H₂GaN₃ and Derivatives: A Facile Method to Gallium Nitride

We describe the formation and properties of H₂GaN₃ (1), which is a very simple and stable molecular source for chemical vapor deposition (CVD) of GaN heterostructures. Compound 1 and the perdeuterated analogue D₂GaN₃ (2) are prepared by the LiGaH₄ and LiGaD₄ reduction of Br₂GaN₃ (3), respectively. Compound 3 is obtained from the thermal decomposition of the crystalline adduct SiMe₃N₃·GaBr₃ (4) via loss of SiMe₃Br. A single-crystal X-ray structure of 4 reveals that the molecule is essentially a Lewis acid-base complex between SiMe₃N₃ and GaBr₃, and crystallizes in the orthorhombic space group Pna2₁, with a = 14.907(5) Å, b = 7.759(3) Å, c = 10.789(5) Å, V = 1248(1) Å,³ and Z = 4. The new azidobromogallane HBrGaN₃ (5) is also prepared by reaction of appropriate amounts of 3 and LiGaH₄. Both H₂GaN₃ (1) and D₂GaN₃ (2) are volatile species at room temperature and can be readily distilled at 40°C (0.20 Torr) without decomposition. Normal-mode analysis and ab initio theoretical calculations suggest that the vapor phase IR spectra of 1 and 2 are consistent with a trimeric (H₂GaN₃)₃ and (D₂GaN₃)₃ molecular structure of C_3v symmetry.

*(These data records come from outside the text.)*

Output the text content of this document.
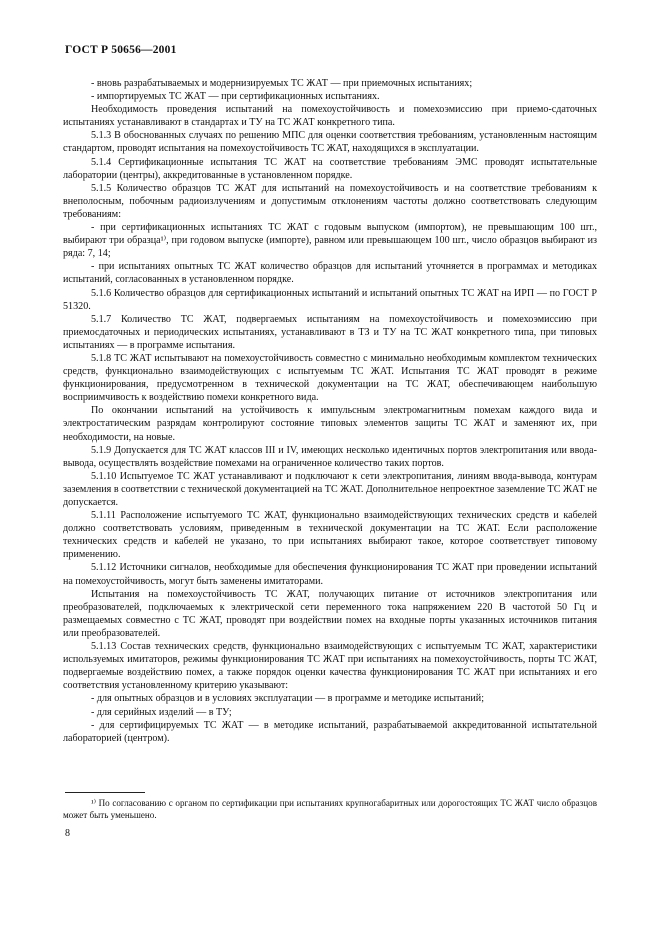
ГОСТ Р 50656—2001

- вновь разрабатываемых и модернизируемых ТС ЖАТ — при приемочных испытаниях;

- импортируемых ТС ЖАТ — при сертификационных испытаниях.

Необходимость проведения испытаний на помехоустойчивость и помехоэмиссию при приемо-сдаточных испытаниях устанавливают в стандартах и ТУ на ТС ЖАТ конкретного типа.

5.1.3 В обоснованных случаях по решению МПС для оценки соответствия требованиям, установленным настоящим стандартом, проводят испытания на помехоустойчивость ТС ЖАТ, находящихся в эксплуатации.

5.1.4 Сертификационные испытания ТС ЖАТ на соответствие требованиям ЭМС проводят испытательные лаборатории (центры), аккредитованные в установленном порядке.

5.1.5 Количество образцов ТС ЖАТ для испытаний на помехоустойчивость и на соответствие требованиям к внеполосным, побочным радиоизлучениям и допустимым отклонениям частоты должно соответствовать следующим требованиям:

- при сертификационных испытаниях ТС ЖАТ с годовым выпуском (импортом), не превышающим 100 шт., выбирают три образца¹⁾, при годовом выпуске (импорте), равном или превышающем 100 шт., число образцов выбирают из ряда: 7, 14;

- при испытаниях опытных ТС ЖАТ количество образцов для испытаний уточняется в программах и методиках испытаний, согласованных в установленном порядке.

5.1.6 Количество образцов для сертификационных испытаний и испытаний опытных ТС ЖАТ на ИРП — по ГОСТ Р 51320.

5.1.7 Количество ТС ЖАТ, подвергаемых испытаниям на помехоустойчивость и помехоэмиссию при приемосдаточных и периодических испытаниях, устанавливают в ТЗ и ТУ на ТС ЖАТ конкретного типа, при типовых испытаниях — в программе испытания.

5.1.8 ТС ЖАТ испытывают на помехоустойчивость совместно с минимально необходимым комплектом технических средств, функционально взаимодействующих с испытуемым ТС ЖАТ. Испытания ТС ЖАТ проводят в режиме функционирования, предусмотренном в технической документации на ТС ЖАТ, обеспечивающем наибольшую восприимчивость к воздействию помехи конкретного вида.

По окончании испытаний на устойчивость к импульсным электромагнитным помехам каждого вида и электростатическим разрядам контролируют состояние типовых элементов защиты ТС ЖАТ и заменяют их, при необходимости, на новые.

5.1.9 Допускается для ТС ЖАТ классов III и IV, имеющих несколько идентичных портов электропитания или ввода-вывода, осуществлять воздействие помехами на ограниченное количество таких портов.

5.1.10 Испытуемое ТС ЖАТ устанавливают и подключают к сети электропитания, линиям ввода-вывода, контурам заземления в соответствии с технической документацией на ТС ЖАТ. Дополнительное непроектное заземление ТС ЖАТ не допускается.

5.1.11 Расположение испытуемого ТС ЖАТ, функционально взаимодействующих технических средств и кабелей должно соответствовать условиям, приведенным в технической документации на ТС ЖАТ. Если расположение технических средств и кабелей не указано, то при испытаниях выбирают такое, которое соответствует типовому применению.

5.1.12 Источники сигналов, необходимые для обеспечения функционирования ТС ЖАТ при проведении испытаний на помехоустойчивость, могут быть заменены имитаторами.

Испытания на помехоустойчивость ТС ЖАТ, получающих питание от источников электропитания или преобразователей, подключаемых к электрической сети переменного тока напряжением 220 В частотой 50 Гц и размещаемых совместно с ТС ЖАТ, проводят при воздействии помех на входные порты указанных источников питания или преобразователей.

5.1.13 Состав технических средств, функционально взаимодействующих с испытуемым ТС ЖАТ, характеристики используемых имитаторов, режимы функционирования ТС ЖАТ при испытаниях на помехоустойчивость, порты ТС ЖАТ, подвергаемые воздействию помех, а также порядок оценки качества функционирования ТС ЖАТ при испытаниях и его соответствия установленному критерию указывают:

- для опытных образцов и в условиях эксплуатации — в программе и методике испытаний;

- для серийных изделий — в ТУ;

- для сертифицируемых ТС ЖАТ — в методике испытаний, разрабатываемой аккредитованной испытательной лабораторией (центром).

¹⁾ По согласованию с органом по сертификации при испытаниях крупногабаритных или дорогостоящих ТС ЖАТ число образцов может быть уменьшено.
8
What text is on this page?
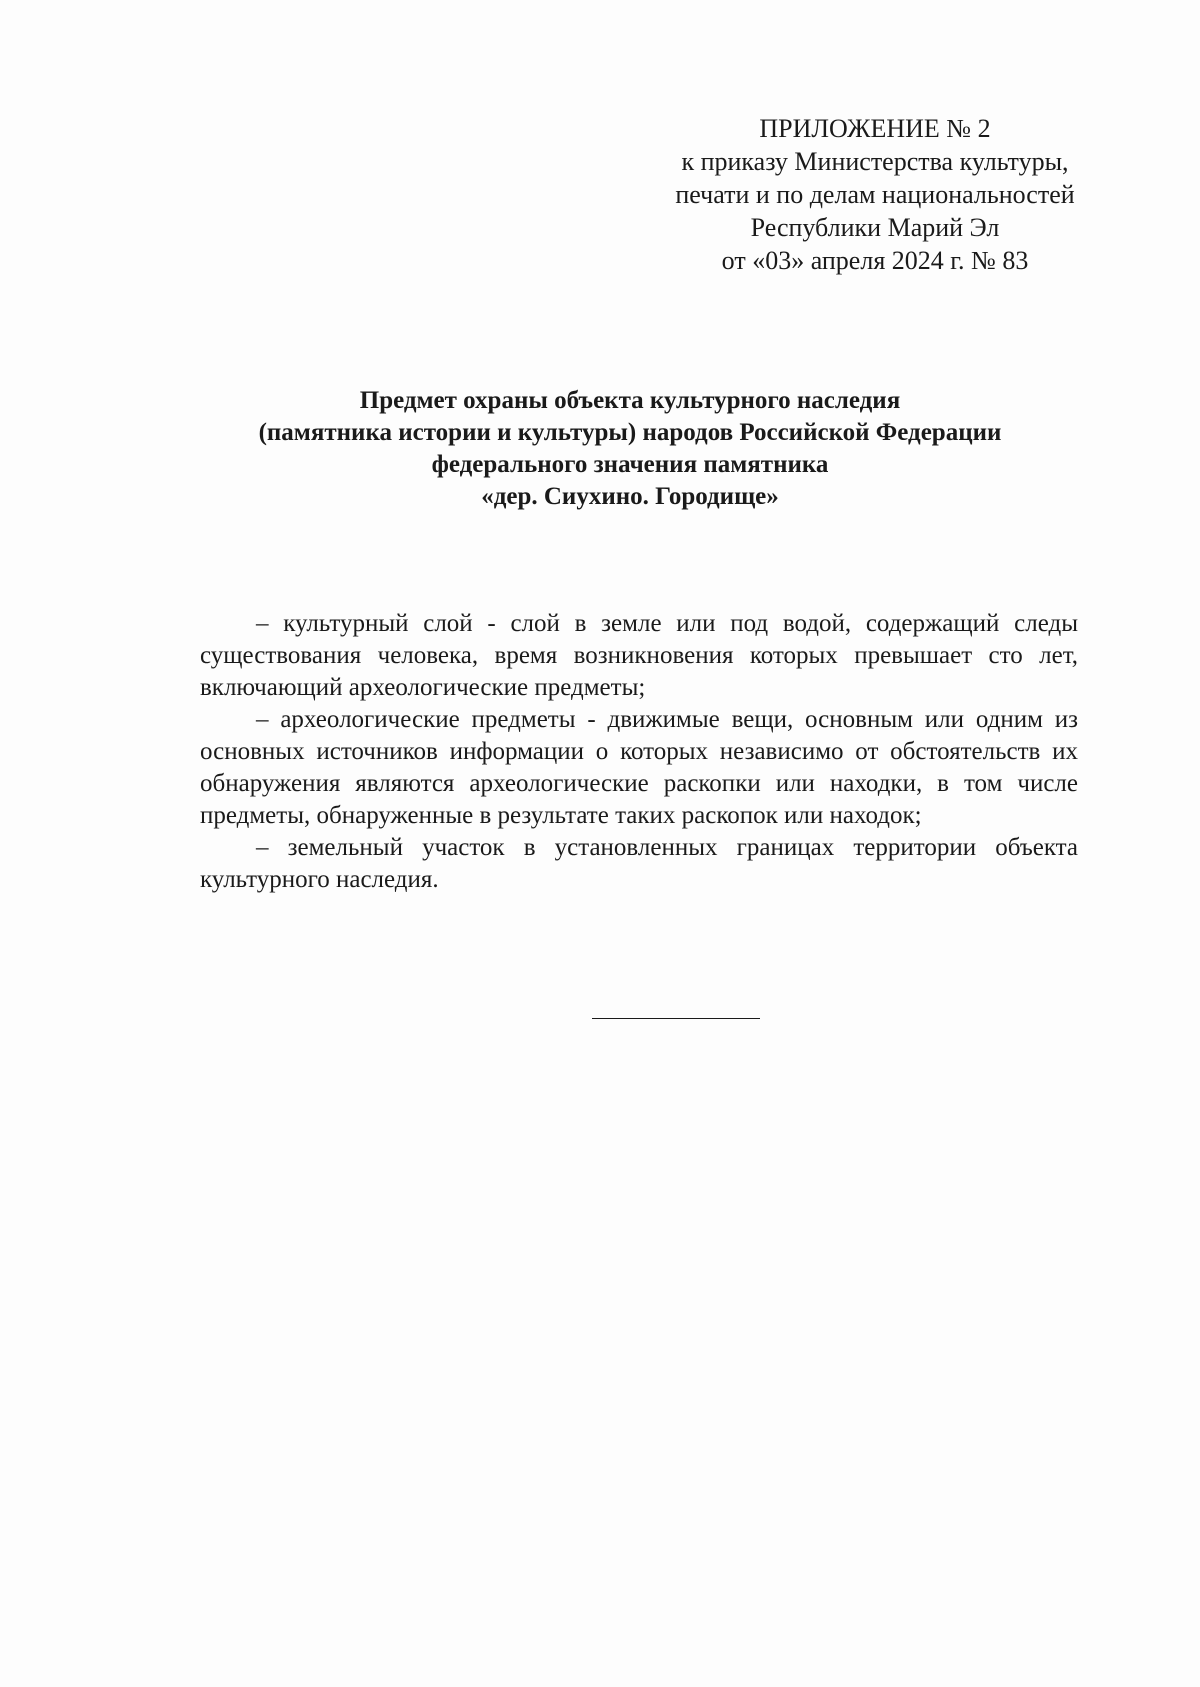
ПРИЛОЖЕНИЕ № 2
к приказу Министерства культуры,
печати и по делам национальностей
Республики Марий Эл
от «03» апреля 2024 г. № 83
Предмет охраны объекта культурного наследия
(памятника истории и культуры) народов Российской Федерации
федерального значения памятника
«дер. Сиухино. Городище»

– культурный слой - слой в земле или под водой, содержащий следы существования человека, время возникновения которых превышает сто лет, включающий археологические предметы;

– археологические предметы - движимые вещи, основным или одним из основных источников информации о которых независимо от обстоятельств их обнаружения являются археологические раскопки или находки, в том числе предметы, обнаруженные в результате таких раскопок или находок;

– земельный участок в установленных границах территории объекта культурного наследия.
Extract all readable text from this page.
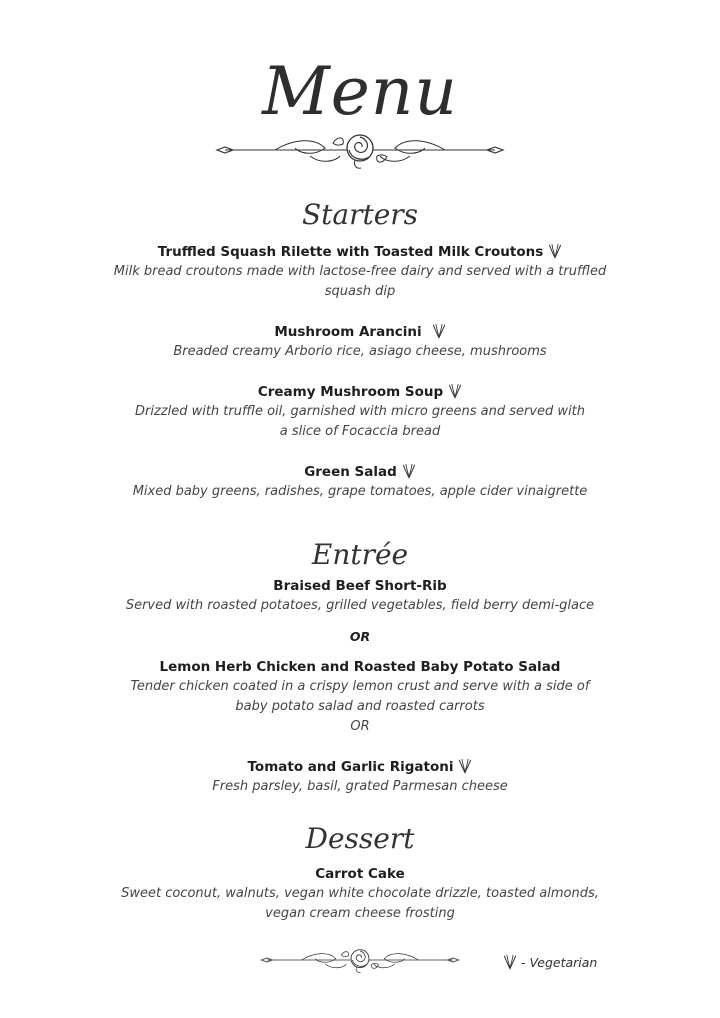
Menu
Starters
Truffled Squash Rilette with Toasted Milk Croutons
Milk bread croutons made with lactose-free dairy and served with a truffled
squash dip
Mushroom Arancini
Breaded creamy Arborio rice, asiago cheese, mushrooms
Creamy Mushroom Soup
Drizzled with truffle oil, garnished with micro greens and served with
a slice of Focaccia bread
Green Salad
Mixed baby greens, radishes, grape tomatoes, apple cider vinaigrette
Entrée
Braised Beef Short-Rib
Served with roasted potatoes, grilled vegetables, field berry demi-glace
OR
Lemon Herb Chicken and Roasted Baby Potato Salad
Tender chicken coated in a crispy lemon crust and serve with a side of
baby potato salad and roasted carrots
OR
Tomato and Garlic Rigatoni
Fresh parsley, basil, grated Parmesan cheese
Dessert
Carrot Cake
Sweet coconut, walnuts, vegan white chocolate drizzle, toasted almonds,
vegan cream cheese frosting
- Vegetarian
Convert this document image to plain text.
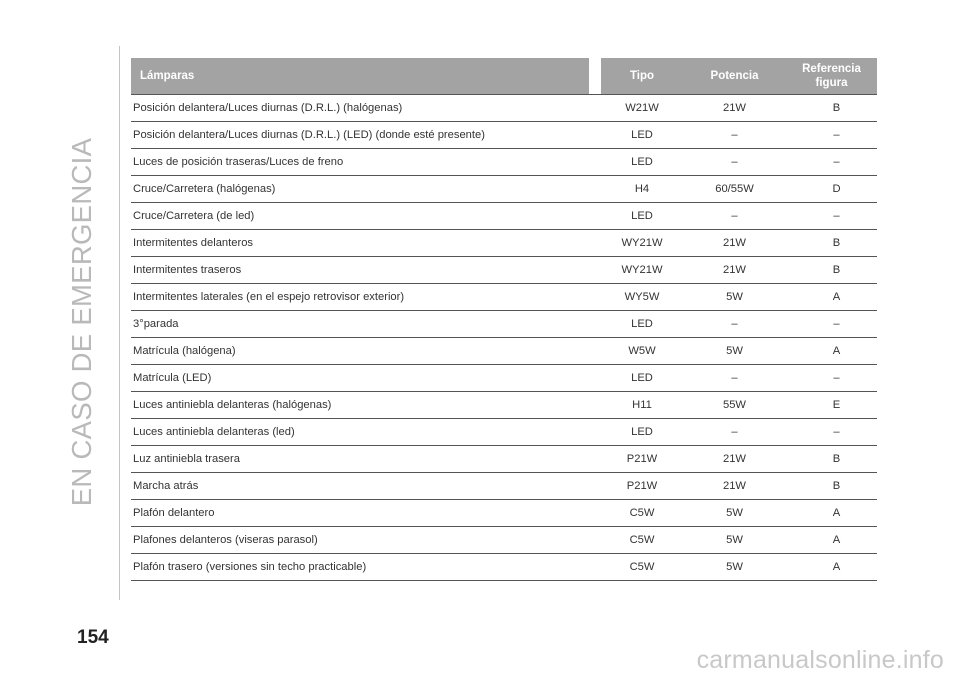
EN CASO DE EMERGENCIA
Lámparas		Tipo	Potencia	Referencia figura
Posición delantera/Luces diurnas (D.R.L.) (halógenas)		W21W	21W	B
Posición delantera/Luces diurnas (D.R.L.) (LED) (donde esté presente)		LED	–	–
Luces de posición traseras/Luces de freno		LED	–	–
Cruce/Carretera (halógenas)		H4	60/55W	D
Cruce/Carretera (de led)		LED	–	–
Intermitentes delanteros		WY21W	21W	B
Intermitentes traseros		WY21W	21W	B
Intermitentes laterales (en el espejo retrovisor exterior)		WY5W	5W	A
3°parada		LED	–	–
Matrícula (halógena)		W5W	5W	A
Matrícula (LED)		LED	–	–
Luces antiniebla delanteras (halógenas)		H11	55W	E
Luces antiniebla delanteras (led)		LED	–	–
Luz antiniebla trasera		P21W	21W	B
Marcha atrás		P21W	21W	B
Plafón delantero		C5W	5W	A
Plafones delanteros (viseras parasol)		C5W	5W	A
Plafón trasero (versiones sin techo practicable)		C5W	5W	A
154
carmanualsonline.info
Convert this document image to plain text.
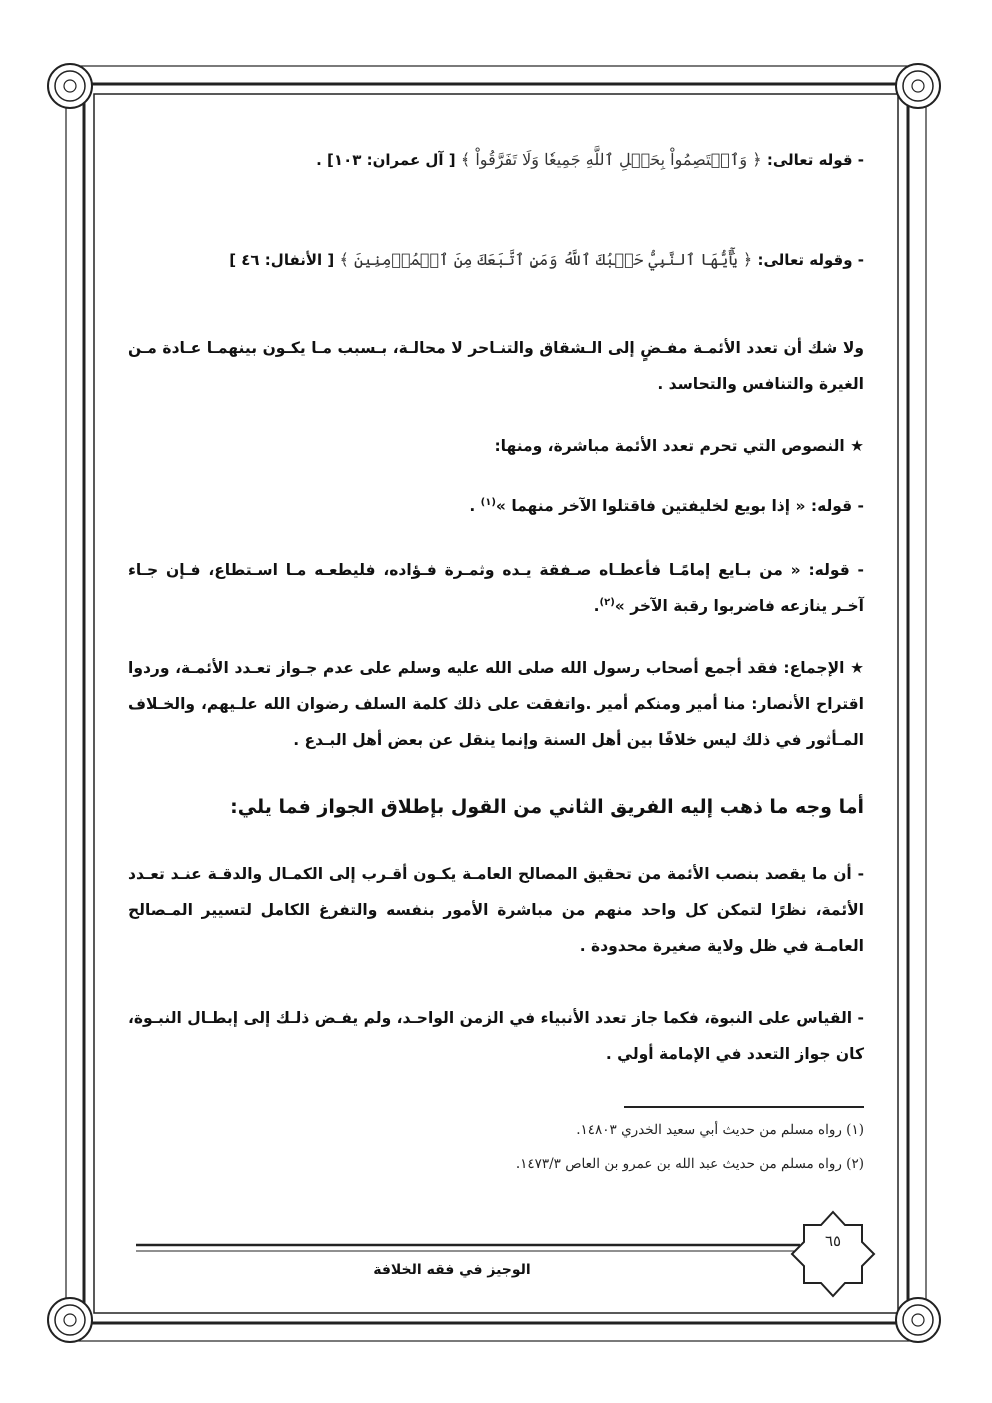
- قوله تعالى: ﴿ وَٱعۡتَصِمُواْ بِحَبۡلِ ٱللَّهِ جَمِيعٗا وَلَا تَفَرَّقُواْ ﴾ [ آل عمران: ١٠٣] .
- وقوله تعالى: ﴿ يَٰٓأَيُّهَا ٱلنَّبِيُّ حَسۡبُكَ ٱللَّهُ وَمَنِ ٱتَّبَعَكَ مِنَ ٱلۡمُؤۡمِنِينَ ﴾ [ الأنفال: ٤٦ ]
ولا شك أن تعدد الأئمـة مفـضٍ إلى الـشقاق والتنـاحر لا محالـة، بـسبب مـا يكـون بينهمـا عـادة مـن الغيرة والتنافس والتحاسد .
★ النصوص التي تحرم تعدد الأئمة مباشرة، ومنها:
- قوله: « إذا بويع لخليفتين فاقتلوا الآخر منهما »$^{(١)}$ .
- قوله: « من بـايع إمامًـا فأعطـاه صـفقة يـده وثمـرة فـؤاده، فليطعـه مـا اسـتطاع، فـإن جـاء آخـر ينازعه فاضربوا رقبة الآخر »$^{(٢)}$.
★ الإجماع: فقد أجمع أصحاب رسول الله صلى الله عليه وسلم على عدم جـواز تعـدد الأئمـة، وردوا اقتراح الأنصار: منا أمير ومنكم أمير .واتفقت على ذلك كلمة السلف رضوان الله علـيهم، والخـلاف المـأثور في ذلك ليس خلافًا بين أهل السنة وإنما ينقل عن بعض أهل البـدع .
أما وجه ما ذهب إليه الفريق الثاني من القول بإطلاق الجواز فما يلي:
- أن ما يقصد بنصب الأئمة من تحقيق المصالح العامـة يكـون أقـرب إلى الكمـال والدقـة عنـد تعـدد الأئمة، نظرًا لتمكن كل واحد منهم من مباشرة الأمور بنفسه والتفرغ الكامل لتسيير المـصالح العامـة في ظل ولاية صغيرة محدودة .
- القياس على النبوة، فكما جاز تعدد الأنبياء في الزمن الواحـد، ولم يفـض ذلـك إلى إبطـال النبـوة، كان جواز التعدد في الإمامة أولي .
(١) رواه مسلم من حديث أبي سعيد الخدري ١٤٨٠٣.
(٢) رواه مسلم من حديث عبد الله بن عمرو بن العاص ١٤٧٣/٣.
الوجيز في فقه الخلافة
٦٥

On the basis of the mass spectrum, 1 is a trimer in the vapor phase and decomposes readily at low temperatures by elimination of only H₂ and N₂ to yield pure and highly stoichiometric GaN thin films. Crucial advantages of this new and potentially practical CVD method are the significant vapor pressure of the precursor that permits rapid mass transport at 22°C and the facile decomposition pathway that allows film growth at temperatures as low as 200°C with considerable growth rates up to 800 Å/min.